The area bounded by the curve `y = (x - 1)^(2) , y = (x + 1)^(2)` and the `x`-axis is

To find the area bounded by the curves \( y = (x - 1)^2 \), \( y = (x + 1)^2 \), and the x-axis, we can follow these steps: ### Step 1: Find the points of intersection of the two curves We set the two equations equal to each other: \[ (x - 1)^2 = (x + 1)^2 \] Expanding both sides: \[ x^2 - 2x + 1 = x^2 + 2x + 1 \] Subtracting \( x^2 + 1 \) from both sides: \[ -2x = 2x \] Combining like terms gives: \[ -4x = 0 \implies x = 0 \] Now, substituting \( x = 0 \) back into either equation to find \( y \): \[ y = (0 - 1)^2 = 1 \quad \text{or} \quad y = (0 + 1)^2 = 1 \] Thus, the curves intersect at the point \( (0, 1) \). ### Step 2: Find the points where the curves intersect the x-axis For \( y = (x - 1)^2 \): \[ (x - 1)^2 = 0 \implies x - 1 = 0 \implies x = 1 \] This gives us the point \( (1, 0) \).
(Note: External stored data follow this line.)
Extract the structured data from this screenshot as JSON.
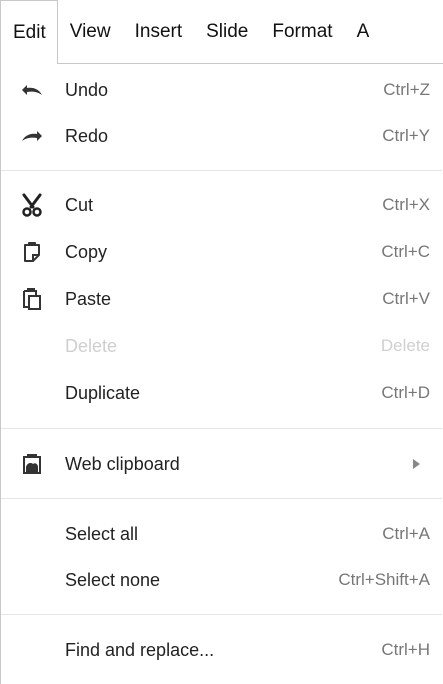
{
  "menubar": {
    "items": [
      {
        "label": "Edit"
      },
      {
        "label": "View"
      },
      {
        "label": "Insert"
      },
      {
        "label": "Slide"
      },
      {
        "label": "Format"
      },
      {
        "label": "A"
      }
    ],
    "active_index": 0
  },
  "edit_menu": {
    "undo": {
      "label": "Undo",
      "shortcut": "Ctrl+Z",
      "icon": "undo-icon"
    },
    "redo": {
      "label": "Redo",
      "shortcut": "Ctrl+Y",
      "icon": "redo-icon"
    },
    "cut": {
      "label": "Cut",
      "shortcut": "Ctrl+X",
      "icon": "scissors-icon"
    },
    "copy": {
      "label": "Copy",
      "shortcut": "Ctrl+C",
      "icon": "copy-icon"
    },
    "paste": {
      "label": "Paste",
      "shortcut": "Ctrl+V",
      "icon": "paste-icon"
    },
    "delete": {
      "label": "Delete",
      "shortcut": "Delete",
      "disabled": true
    },
    "duplicate": {
      "label": "Duplicate",
      "shortcut": "Ctrl+D"
    },
    "web_clipboard": {
      "label": "Web clipboard",
      "icon": "clipboard-icon",
      "has_submenu": true
    },
    "select_all": {
      "label": "Select all",
      "shortcut": "Ctrl+A"
    },
    "select_none": {
      "label": "Select none",
      "shortcut": "Ctrl+Shift+A"
    },
    "find_replace": {
      "label": "Find and replace...",
      "shortcut": "Ctrl+H"
    }
  },
  "colors": {
    "text": "#222222",
    "shortcut": "#777777",
    "disabled": "#cfcfcf",
    "separator": "#e5e5e5",
    "border": "#c8c8c8"
  }
}
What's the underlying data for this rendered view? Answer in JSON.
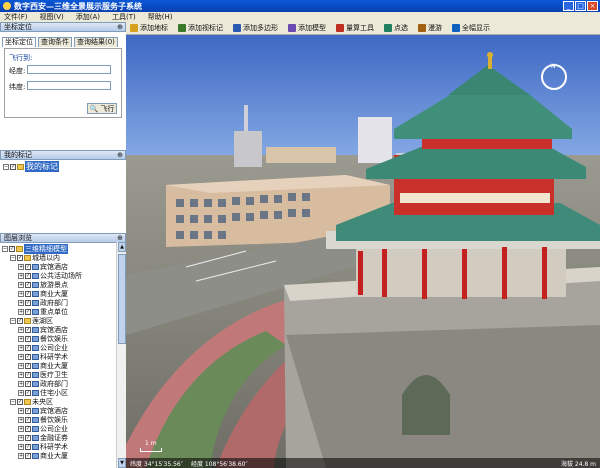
{
  "window": {
    "title": "数字西安—三维全景展示服务子系统"
  },
  "menu": [
    "文件(F)",
    "视图(V)",
    "添加(A)",
    "工具(T)",
    "帮助(H)"
  ],
  "toolbar": [
    {
      "label": "添加地标",
      "icon": "placemark-icon",
      "color": "#d8a020"
    },
    {
      "label": "添加视标记",
      "icon": "view-marker-icon",
      "color": "#3a7a2a"
    },
    {
      "label": "添加多边形",
      "icon": "polygon-icon",
      "color": "#2a5ab0"
    },
    {
      "label": "添加模型",
      "icon": "model-icon",
      "color": "#6a4ab0"
    },
    {
      "label": "量算工具",
      "icon": "ruler-icon",
      "color": "#c03020"
    },
    {
      "label": "点选",
      "icon": "pointer-icon",
      "color": "#208060"
    },
    {
      "label": "漫游",
      "icon": "roam-icon",
      "color": "#a06010"
    },
    {
      "label": "全幅显示",
      "icon": "globe-icon",
      "color": "#1060c0"
    }
  ],
  "panels": {
    "locate": {
      "title": "坐标定位"
    },
    "marks": {
      "title": "我的标记"
    },
    "layers": {
      "title": "图层浏览"
    }
  },
  "tabs": [
    "坐标定位",
    "查询条件",
    "查询结果(0)"
  ],
  "fly": {
    "legend": "飞行到:",
    "lon_label": "经度:",
    "lat_label": "纬度:",
    "lon_value": "",
    "lat_value": "",
    "button": "飞行"
  },
  "marks_tree": {
    "root": "我的标记"
  },
  "layers_tree": [
    {
      "level": 0,
      "label": "三维精细模型",
      "selected": true,
      "type": "folder"
    },
    {
      "level": 1,
      "label": "城墙以内",
      "type": "folder"
    },
    {
      "level": 2,
      "label": "宾馆酒店",
      "type": "layer"
    },
    {
      "level": 2,
      "label": "公共活动场所",
      "type": "layer"
    },
    {
      "level": 2,
      "label": "旅游景点",
      "type": "layer"
    },
    {
      "level": 2,
      "label": "商业大厦",
      "type": "layer"
    },
    {
      "level": 2,
      "label": "政府部门",
      "type": "layer"
    },
    {
      "level": 2,
      "label": "重点单位",
      "type": "layer"
    },
    {
      "level": 1,
      "label": "莲湖区",
      "type": "folder"
    },
    {
      "level": 2,
      "label": "宾馆酒店",
      "type": "layer"
    },
    {
      "level": 2,
      "label": "餐饮娱乐",
      "type": "layer"
    },
    {
      "level": 2,
      "label": "公司企业",
      "type": "layer"
    },
    {
      "level": 2,
      "label": "科研学术",
      "type": "layer"
    },
    {
      "level": 2,
      "label": "商业大厦",
      "type": "layer"
    },
    {
      "level": 2,
      "label": "医疗卫生",
      "type": "layer"
    },
    {
      "level": 2,
      "label": "政府部门",
      "type": "layer"
    },
    {
      "level": 2,
      "label": "住宅小区",
      "type": "layer"
    },
    {
      "level": 1,
      "label": "未央区",
      "type": "folder"
    },
    {
      "level": 2,
      "label": "宾馆酒店",
      "type": "layer"
    },
    {
      "level": 2,
      "label": "餐饮娱乐",
      "type": "layer"
    },
    {
      "level": 2,
      "label": "公司企业",
      "type": "layer"
    },
    {
      "level": 2,
      "label": "金融证券",
      "type": "layer"
    },
    {
      "level": 2,
      "label": "科研学术",
      "type": "layer"
    },
    {
      "level": 2,
      "label": "商业大厦",
      "type": "layer"
    }
  ],
  "status": {
    "left": "纬度 34°15′35.56″",
    "mid": "经度 108°56′38.60″",
    "right": "海拔 24.8 m",
    "scale": "1 m"
  }
}
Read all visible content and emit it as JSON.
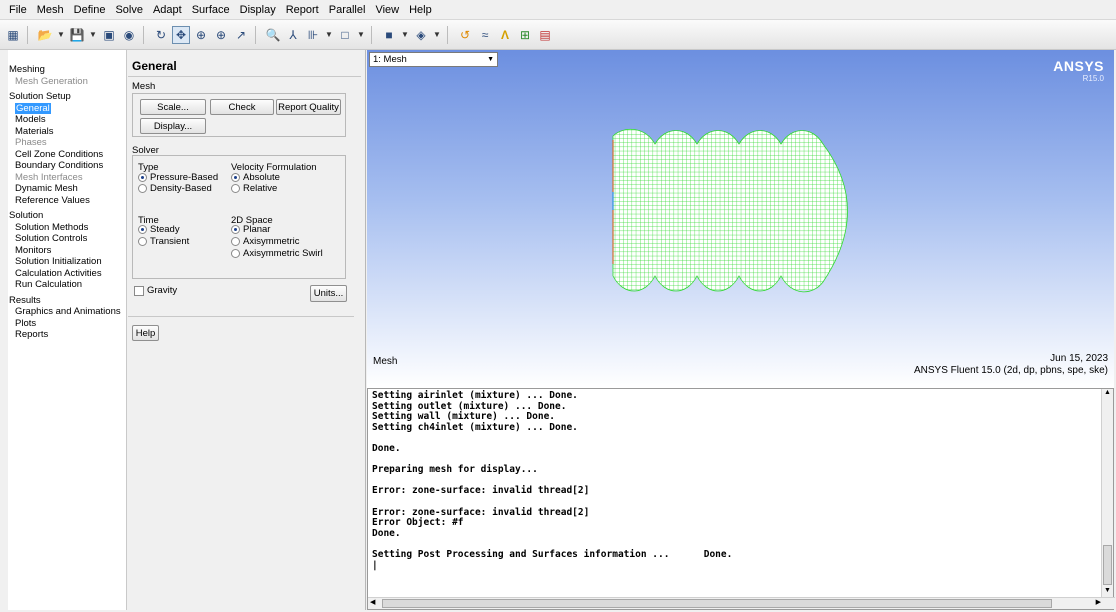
{
  "menu": [
    "File",
    "Mesh",
    "Define",
    "Solve",
    "Adapt",
    "Surface",
    "Display",
    "Report",
    "Parallel",
    "View",
    "Help"
  ],
  "toolbar_icons": [
    "layout-icon",
    "open-icon",
    "save-icon",
    "image-icon",
    "help-icon",
    "rotate-icon",
    "translate-icon",
    "zoom-icon",
    "zoom-box-icon",
    "probe-icon",
    "zoom-fit-icon",
    "mesh-outline-icon",
    "bars-icon",
    "frame-icon",
    "square-icon",
    "view-icon",
    "lights-icon",
    "refresh-icon",
    "ansys-logo-icon",
    "mesh-icon",
    "grid-icon"
  ],
  "tree": {
    "items": [
      {
        "label": "Meshing",
        "kind": "cat"
      },
      {
        "label": "Mesh Generation",
        "kind": "dis"
      },
      {
        "label": "Solution Setup",
        "kind": "cat"
      },
      {
        "label": "General",
        "kind": "sel"
      },
      {
        "label": "Models",
        "kind": "item"
      },
      {
        "label": "Materials",
        "kind": "item"
      },
      {
        "label": "Phases",
        "kind": "dis"
      },
      {
        "label": "Cell Zone Conditions",
        "kind": "item"
      },
      {
        "label": "Boundary Conditions",
        "kind": "item"
      },
      {
        "label": "Mesh Interfaces",
        "kind": "dis"
      },
      {
        "label": "Dynamic Mesh",
        "kind": "item"
      },
      {
        "label": "Reference Values",
        "kind": "item"
      },
      {
        "label": "Solution",
        "kind": "cat"
      },
      {
        "label": "Solution Methods",
        "kind": "item"
      },
      {
        "label": "Solution Controls",
        "kind": "item"
      },
      {
        "label": "Monitors",
        "kind": "item"
      },
      {
        "label": "Solution Initialization",
        "kind": "item"
      },
      {
        "label": "Calculation Activities",
        "kind": "item"
      },
      {
        "label": "Run Calculation",
        "kind": "item"
      },
      {
        "label": "Results",
        "kind": "cat"
      },
      {
        "label": "Graphics and Animations",
        "kind": "item"
      },
      {
        "label": "Plots",
        "kind": "item"
      },
      {
        "label": "Reports",
        "kind": "item"
      }
    ]
  },
  "panel": {
    "title": "General",
    "mesh_group": "Mesh",
    "scale": "Scale...",
    "check": "Check",
    "report_quality": "Report Quality",
    "display": "Display...",
    "solver_group": "Solver",
    "type_label": "Type",
    "pressure_based": "Pressure-Based",
    "density_based": "Density-Based",
    "velocity_label": "Velocity Formulation",
    "absolute": "Absolute",
    "relative": "Relative",
    "time_label": "Time",
    "steady": "Steady",
    "transient": "Transient",
    "space_label": "2D Space",
    "planar": "Planar",
    "axisymmetric": "Axisymmetric",
    "axisymmetric_swirl": "Axisymmetric Swirl",
    "gravity": "Gravity",
    "units": "Units...",
    "help": "Help"
  },
  "graphics": {
    "view": "1: Mesh",
    "brand": "ANSYS",
    "version": "R15.0",
    "title": "Mesh",
    "date": "Jun 15, 2023",
    "product": "ANSYS Fluent 15.0 (2d, dp, pbns, spe, ske)",
    "mesh_color": "#33ee33",
    "background_top": "#6c8fe0"
  },
  "console": {
    "text": "Setting airinlet (mixture) ... Done.\nSetting outlet (mixture) ... Done.\nSetting wall (mixture) ... Done.\nSetting ch4inlet (mixture) ... Done.\n\nDone.\n\nPreparing mesh for display...\n\nError: zone-surface: invalid thread[2]\n\nError: zone-surface: invalid thread[2]\nError Object: #f\nDone.\n\nSetting Post Processing and Surfaces information ...      Done.\n|"
  }
}
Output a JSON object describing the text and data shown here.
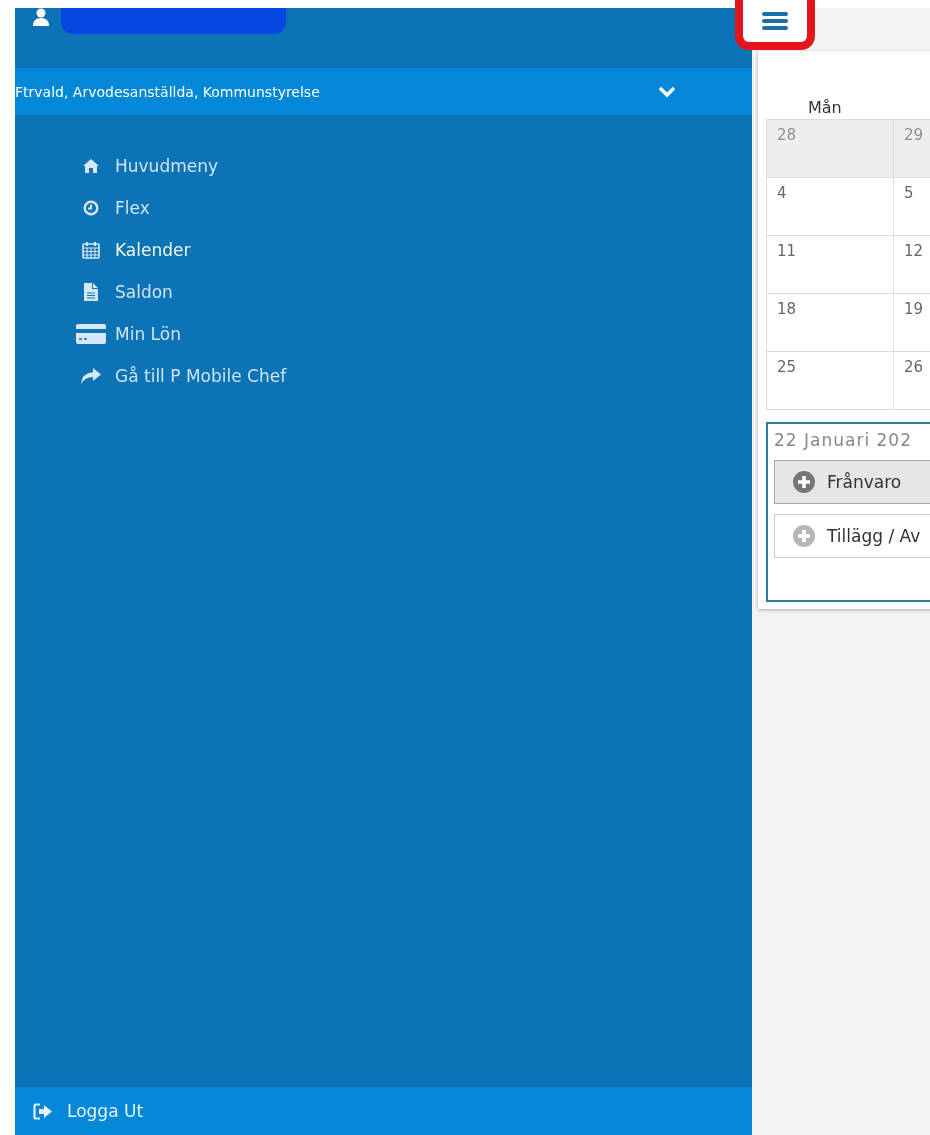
{
  "sidebar": {
    "account": "Ftrvald, Arvodesanställda, Kommunstyrelse",
    "items": [
      {
        "label": "Huvudmeny",
        "selected": false
      },
      {
        "label": "Flex",
        "selected": false
      },
      {
        "label": "Kalender",
        "selected": true
      },
      {
        "label": "Saldon",
        "selected": false
      },
      {
        "label": "Min Lön",
        "selected": false
      },
      {
        "label": "Gå till P Mobile Chef",
        "selected": false
      }
    ],
    "logout": "Logga Ut"
  },
  "calendar": {
    "weekday": "Mån",
    "rows": [
      [
        {
          "day": "28",
          "outside_month": true
        },
        {
          "day": "29",
          "outside_month": true
        }
      ],
      [
        {
          "day": "4",
          "outside_month": false
        },
        {
          "day": "5",
          "outside_month": false
        }
      ],
      [
        {
          "day": "11",
          "outside_month": false
        },
        {
          "day": "12",
          "outside_month": false
        }
      ],
      [
        {
          "day": "18",
          "outside_month": false
        },
        {
          "day": "19",
          "outside_month": false
        }
      ],
      [
        {
          "day": "25",
          "outside_month": false
        },
        {
          "day": "26",
          "outside_month": false
        }
      ]
    ]
  },
  "day_panel": {
    "title": "22 Januari 202",
    "actions": [
      {
        "label": "Frånvaro",
        "highlighted": true
      },
      {
        "label": "Tillägg / Av",
        "highlighted": false
      }
    ]
  }
}
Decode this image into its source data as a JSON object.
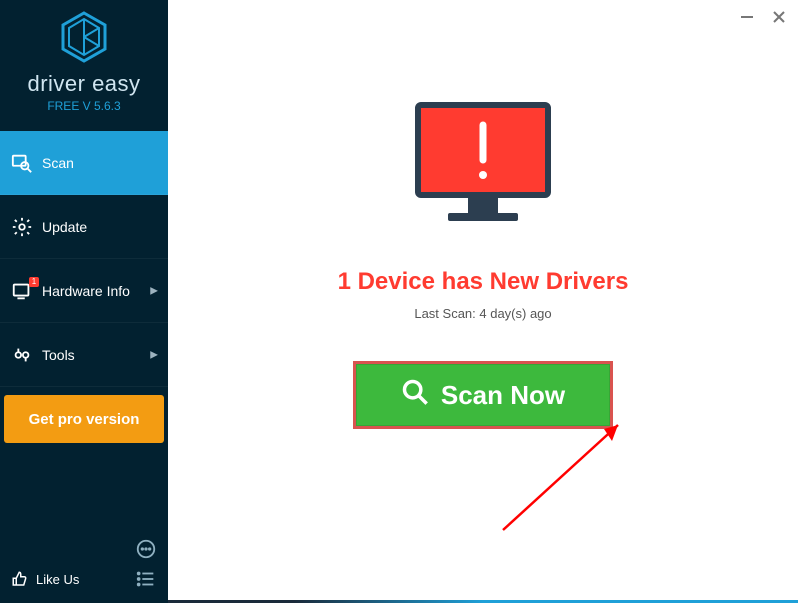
{
  "brand": {
    "name": "driver easy",
    "version": "FREE V 5.6.3"
  },
  "sidebar": {
    "items": [
      {
        "label": "Scan",
        "active": true,
        "chevron": false
      },
      {
        "label": "Update",
        "active": false,
        "chevron": false
      },
      {
        "label": "Hardware Info",
        "active": false,
        "chevron": true,
        "badge": "1"
      },
      {
        "label": "Tools",
        "active": false,
        "chevron": true
      }
    ],
    "pro_label": "Get pro version",
    "like_label": "Like Us"
  },
  "main": {
    "headline": "1 Device has New Drivers",
    "last_scan": "Last Scan: 4 day(s) ago",
    "scan_button": "Scan Now"
  },
  "colors": {
    "accent": "#1fa0d8",
    "alert": "#ff3b30",
    "scan_green": "#3db93d",
    "pro_orange": "#f39c12"
  }
}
For \( y = (x + 1)^2 \): \[ (x + 1)^2 = 0 \implies x + 1 = 0 \implies x = -1 \] This gives us the point \( (-1, 0) \). ### Step 3: Set up the integral for the area The area bounded by the curves and the x-axis can be calculated as: \[ \text{Area} = \int_{-1}^{0} (x + 1)^2 \, dx + \int_{0}^{1} (x - 1)^2 \, dx \] ### Step 4: Calculate the first integral Calculating the first integral: \[ \int (x + 1)^2 \, dx = \frac{(x + 1)^3}{3} \] Evaluating from \( -1 \) to \( 0 \): \[ \left[ \frac{(0 + 1)^3}{3} \right] - \left[ \frac{(-1 + 1)^3}{3} \right] = \frac{1^3}{3} - \frac{0^3}{3} = \frac{1}{3} \] ### Step 5: Calculate the second integral Calculating the second integral: \[ \int (x - 1)^2 \, dx = \frac{(x - 1)^3}{3} \] Evaluating from \( 0 \) to \( 1 \): \[ \left[ \frac{(1 - 1)^3}{3} \right] - \left[ \frac{(0 - 1)^3}{3} \right] = \frac{0^3}{3} - \frac{(-1)^3}{3} = 0 - \left(-\frac{1}{3}\right) = \frac{1}{3} \] ### Step 6: Add the areas Adding both areas together: \[ \text{Total Area} = \frac{1}{3} + \frac{1}{3} = \frac{2}{3} \] ### Conclusion The area bounded by the curves \( y = (x - 1)^2 \), \( y = (x + 1)^2 \), and the x-axis is \( \frac{2}{3} \).